On a warm summer morning, dozens of miles away from civilization out in the Okanogan-Wenatchee National Forest, Geronimo De La Cruz sits on a tree stump and watches over a flock of sheep. Wind wisps through pine trees, the sun gleams down.

De La Cruz spends most of the year in solitude. Following the seasonal grazing schedules of sheep, he travels across vast swaths of land, moving hundreds of the animals throughout Eastern Washington.

 

Sheep are loaded onto a truck at the Martinez lambing camp in Mabton, Wash., Friday, May 13, 2016. After spending the winter in barns, sheep are trucked out to various grazing allotments in the spring to feed. The sheep graze on private and public land in remote areas throughout eastern Washington. Herders must watch carefully over the sheep to protect them against predators and keep them fed.
Photo by: Sofia Jaramillo

He is one within a group of workers from Peru who come to Washington under the federal H-2A visa program to work as sheepherders. H-2A allows agricultural employers to hire foreign workers for seasonal jobs that would not be filled otherwise. The workers arrive with comprehensive husbandry knowledge gained from the sheepherding industry in the Peruvian city of Huancayo, a high-altitude metropolis where surrounding mountains provide steep, luscious terrain for sheep.

On call 24 hours a day, seven days a week and earning about $1,200 a month, the herders’ main duty is to watch and protect sheep from predators. They work 2.5-year periods before returning to Peru for three months at a time. Most of the sheepherders are married men in their 40s or older with families back in Peru. They work alone, living in small trailers, camping out under the stars, providing for their wives and college-bound children. They hope their children might pursue other careers. And for that they are grateful.

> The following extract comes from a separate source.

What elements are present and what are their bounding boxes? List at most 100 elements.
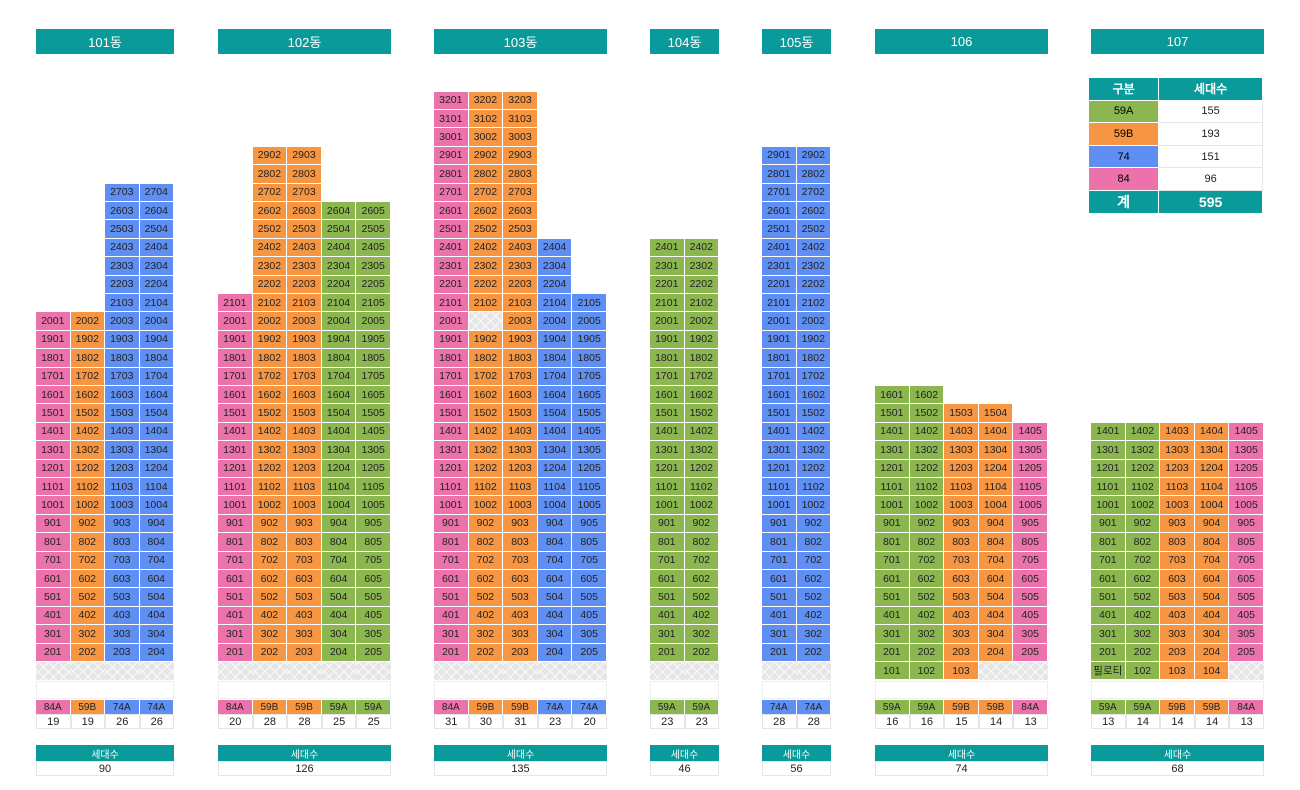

CasSely De La Cruz, 32, watches sheep as they are loaded into a truck near Moxee. De La Cruz is the youngest of the sheepherders working alongside his father, Heraclio, and his uncle Geronimo.
Photo by: Sofia Jaramillo
Fermin Salomon watches sheep as they are let out into pasture during the beginning of grazing season. Sheepherding is labor-intensive work and comes with long hours of solitude.